Remboursez !
On oublie trop souvent le caractère intemporel de certains défauts, pour essayer de comprendre François Fillon, perdant toute retenue dans sa démarche de salarier son épouse, sur la dotation que lui octroyait sa fonction d’élu.
Ce défaut est tout entier dans « L’avare » de Molière. Il est difficile à un avare de repousser toutes les possibilités de se saisir des biens qui sont à sa portée. La raison que ce serait immoral, ne vient pas à l’esprit de quelqu’un qui aime l’argent, quand l’occasion se présente.
Tout Fillon est dans cette image de l’avare, dur avec lui-même, il ne résiste pas à l'attrait de l'argent, quelles qu'en soient les conséquences et les dangers qu’il encourt.
C’est probablement chez lui un élan irrépressible.
Vous remarquerez le dépouillement des vêtements de Pénélope, son épouse. Ce n’est pas la misère, mais ce n’est pas le luxe non plus. En hiver, ils doivent être chaud (sa veste bigarrée en grosse laine). En dessous, on dirait qu’elle porte un chemisier blanc de simple toile, qu’elle pourrait mettre en été.
C’est l’image de tante Yvonne (Mme De Gaulle) qu’elle projette.
Elle a probablement le même défaut d’avarice que son conjoint, sans quoi la vie en couple de ces deux-là serait impossible. L’est-elle devenue par goût naturel ou par amour pour François ? Ce détail est sans importance pour établir le profil de son parlementaire de mari.
Parce que Fillon n’est pas comme Guéant, Chirac ou Copé, il n’est ni fastueux, ni dépensier. Il a le goût du sacrifice, le respect du sacré et le maintien réservé. Son image est compatible avec celui de « l’honnête homme ».

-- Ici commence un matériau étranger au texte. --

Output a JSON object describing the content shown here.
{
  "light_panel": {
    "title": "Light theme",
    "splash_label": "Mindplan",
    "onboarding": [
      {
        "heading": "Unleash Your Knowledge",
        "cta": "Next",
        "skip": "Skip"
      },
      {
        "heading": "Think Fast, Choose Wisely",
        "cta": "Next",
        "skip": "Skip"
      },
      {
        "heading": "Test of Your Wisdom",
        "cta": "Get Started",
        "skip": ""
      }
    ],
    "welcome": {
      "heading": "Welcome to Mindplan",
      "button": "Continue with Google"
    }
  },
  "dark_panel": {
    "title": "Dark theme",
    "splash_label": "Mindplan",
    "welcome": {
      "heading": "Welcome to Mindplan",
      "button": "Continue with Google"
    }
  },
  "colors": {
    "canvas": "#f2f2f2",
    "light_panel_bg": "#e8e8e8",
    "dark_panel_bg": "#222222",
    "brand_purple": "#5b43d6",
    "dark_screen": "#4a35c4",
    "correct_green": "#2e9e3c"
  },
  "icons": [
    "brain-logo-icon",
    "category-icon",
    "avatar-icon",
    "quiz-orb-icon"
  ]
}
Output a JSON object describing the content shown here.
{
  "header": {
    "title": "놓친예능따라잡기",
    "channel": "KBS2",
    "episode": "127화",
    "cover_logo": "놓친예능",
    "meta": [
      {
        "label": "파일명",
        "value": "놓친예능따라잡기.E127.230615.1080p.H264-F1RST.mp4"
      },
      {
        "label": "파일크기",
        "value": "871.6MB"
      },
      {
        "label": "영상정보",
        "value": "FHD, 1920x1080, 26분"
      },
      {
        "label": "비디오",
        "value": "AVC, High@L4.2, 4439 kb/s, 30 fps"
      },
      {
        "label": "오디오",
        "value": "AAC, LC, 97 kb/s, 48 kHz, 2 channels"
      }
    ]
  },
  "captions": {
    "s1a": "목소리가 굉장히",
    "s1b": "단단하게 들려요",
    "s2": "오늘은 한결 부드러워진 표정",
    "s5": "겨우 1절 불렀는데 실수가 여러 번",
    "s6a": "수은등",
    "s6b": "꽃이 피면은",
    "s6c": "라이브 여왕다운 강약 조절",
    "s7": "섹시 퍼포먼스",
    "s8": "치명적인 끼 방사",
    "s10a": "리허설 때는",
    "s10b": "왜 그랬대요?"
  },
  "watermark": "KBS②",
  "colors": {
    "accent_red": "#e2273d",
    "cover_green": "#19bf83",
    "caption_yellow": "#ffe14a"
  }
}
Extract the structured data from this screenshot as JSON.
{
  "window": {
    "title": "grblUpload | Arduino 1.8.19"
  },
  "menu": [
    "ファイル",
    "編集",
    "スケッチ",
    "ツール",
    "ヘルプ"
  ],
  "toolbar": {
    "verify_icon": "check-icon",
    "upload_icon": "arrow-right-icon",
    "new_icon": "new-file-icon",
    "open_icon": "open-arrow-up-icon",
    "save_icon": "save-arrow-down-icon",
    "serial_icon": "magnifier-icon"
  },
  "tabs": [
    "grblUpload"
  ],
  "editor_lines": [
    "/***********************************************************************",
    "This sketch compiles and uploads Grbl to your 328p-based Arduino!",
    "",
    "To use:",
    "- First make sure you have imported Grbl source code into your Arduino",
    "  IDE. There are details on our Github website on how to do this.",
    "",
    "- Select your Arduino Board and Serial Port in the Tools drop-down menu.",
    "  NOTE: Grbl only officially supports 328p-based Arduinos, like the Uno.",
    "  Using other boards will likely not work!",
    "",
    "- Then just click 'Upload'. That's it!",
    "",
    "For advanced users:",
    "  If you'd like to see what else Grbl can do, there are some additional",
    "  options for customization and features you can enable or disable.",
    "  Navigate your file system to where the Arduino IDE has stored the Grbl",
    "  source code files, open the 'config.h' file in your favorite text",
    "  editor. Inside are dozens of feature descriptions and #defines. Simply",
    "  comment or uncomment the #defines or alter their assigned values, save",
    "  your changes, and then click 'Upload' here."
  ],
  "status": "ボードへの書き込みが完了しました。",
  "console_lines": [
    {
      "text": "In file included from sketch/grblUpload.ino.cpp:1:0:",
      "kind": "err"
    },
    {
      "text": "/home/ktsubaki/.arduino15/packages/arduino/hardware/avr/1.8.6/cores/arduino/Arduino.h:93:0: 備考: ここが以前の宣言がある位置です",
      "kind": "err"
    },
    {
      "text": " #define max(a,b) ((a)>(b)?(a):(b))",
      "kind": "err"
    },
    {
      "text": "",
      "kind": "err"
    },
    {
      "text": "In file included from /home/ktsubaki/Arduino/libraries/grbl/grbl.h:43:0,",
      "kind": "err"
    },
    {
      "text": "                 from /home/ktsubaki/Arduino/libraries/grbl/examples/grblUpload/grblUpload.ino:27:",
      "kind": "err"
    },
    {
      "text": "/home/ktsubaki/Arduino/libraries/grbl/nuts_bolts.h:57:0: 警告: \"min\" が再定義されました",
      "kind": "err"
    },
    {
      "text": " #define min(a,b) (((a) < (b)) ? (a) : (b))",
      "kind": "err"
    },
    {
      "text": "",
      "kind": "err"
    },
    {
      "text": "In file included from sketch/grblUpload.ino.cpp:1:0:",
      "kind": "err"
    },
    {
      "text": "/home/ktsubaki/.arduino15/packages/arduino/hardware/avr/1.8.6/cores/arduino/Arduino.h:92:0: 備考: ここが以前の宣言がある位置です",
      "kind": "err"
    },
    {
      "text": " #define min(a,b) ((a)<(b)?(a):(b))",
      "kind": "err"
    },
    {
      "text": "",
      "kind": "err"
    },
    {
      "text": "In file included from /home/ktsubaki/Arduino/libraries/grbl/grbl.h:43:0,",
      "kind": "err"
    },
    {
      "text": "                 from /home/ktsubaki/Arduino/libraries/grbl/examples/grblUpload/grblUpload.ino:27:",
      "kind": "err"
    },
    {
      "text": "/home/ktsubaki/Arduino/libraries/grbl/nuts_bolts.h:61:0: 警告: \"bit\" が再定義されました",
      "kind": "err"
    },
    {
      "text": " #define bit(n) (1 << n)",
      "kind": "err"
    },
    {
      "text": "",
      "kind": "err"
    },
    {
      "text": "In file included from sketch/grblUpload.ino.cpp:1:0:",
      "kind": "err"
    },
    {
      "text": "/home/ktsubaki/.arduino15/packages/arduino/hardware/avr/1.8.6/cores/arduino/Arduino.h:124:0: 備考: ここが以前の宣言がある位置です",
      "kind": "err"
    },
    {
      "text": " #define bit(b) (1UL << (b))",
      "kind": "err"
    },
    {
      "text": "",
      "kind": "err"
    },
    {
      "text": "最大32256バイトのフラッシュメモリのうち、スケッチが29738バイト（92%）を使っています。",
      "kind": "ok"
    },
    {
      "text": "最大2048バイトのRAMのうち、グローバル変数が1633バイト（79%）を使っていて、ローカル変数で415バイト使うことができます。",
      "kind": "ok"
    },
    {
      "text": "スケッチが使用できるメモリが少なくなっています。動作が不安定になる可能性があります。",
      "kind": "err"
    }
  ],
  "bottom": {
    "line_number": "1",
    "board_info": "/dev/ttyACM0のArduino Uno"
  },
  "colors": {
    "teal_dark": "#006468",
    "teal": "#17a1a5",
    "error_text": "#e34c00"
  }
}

Et pourtant il ne l’est pas ! Se rend-il compte de l’ambigüité de sa démarche ?
En un mot, il pourrait se croire sincère.
Et il l’est sans doute. Cette sincérité est confondante et le fait paraître hypocrite, puisque sa conduite ne correspond pas à la personnalité que les journaux dévoilent.
Sans doute bon époux, bon père, l’achat d’un château fait partie de son désir de posséder des biens, solides comme les tours de son domaine.
C’est l’avare paysan, fier de la moindre motte de gazon, « sa » motte de gazon.
Sa soif insatiable d’argent et de biens, il la met sous une dalle, laissant au grand jour sa vision politique du devoir et d’honnêteté de l’élu.
Son programme dur, insensé, 500.000 fonctionnaires en moins, une austérité accrue, est à son image. Il n’a pas vu qu’il se dépeignait dans son implacabilité, qu’il se mettait en scène et même, se caricaturait.
On ne sait pas comme la justice saisie voit la suite de son enquête. Le juge d’instruction a le pouvoir de le désintégrer en plein vol, en le mettant en examen. Il ne le fera probablement pas. Marine Le Pen tire déjà un bénéfice de ce fait-divers. Les dégâts collatéraux s’étendent jusqu’à faire profiter Macron, Hamon et Mélenchon.
Si Fillon est un avare compulsif, comme je le crois, après avoir nié l’évidence, accusé la presse de dénigrer le rôle de sa femme dans un travail d’assistante parlementaire, il pourrait se réveiller un jour avec une vision plus réaliste de ce qu’il a fait, du drame dans lequel son amour de l’argent a plongé sa famille, de l’exposition devant les médiats de Pénélope. Il l’a entraînée dans une complicité dans laquelle la malheureuse n’y est probablement pour rien.
Les amis de Fillon, sa clientèle au sein du parti LR, tous se mobilisent. Les faits fragilisent leur sollicitude. Le récit des témoins convainc de la vacuité du travail de Pénélope. À l’heure actuelle, il ne faut pas trop en remettre, sous peine de se fragiliser soi-même. NKM devrait en tenir compte.
Enfin, qualifier de « boules puantes » une évidente dérive de l’usage de la dotation parlementaire, c’est oublier que Fillon lui-même a toujours porté si haut sa vision de l’État qu’il a déjà dénoncé des agissements similaires aux siens et notamment pressé Juillet, le secrétaire général de l’Élysée, d’accélérer la procédure dans une affaire où Sarkozy était cité.
Voilà un personnage de Molière avec Harpagon, de Balzac avec Goriot et Molineux, et de tous ceux qui, dans les sphères de pouvoir privées et politiques, suivent leur penchant pour l’argent, dans une société où la justice ne joue son rôle que contre les petits.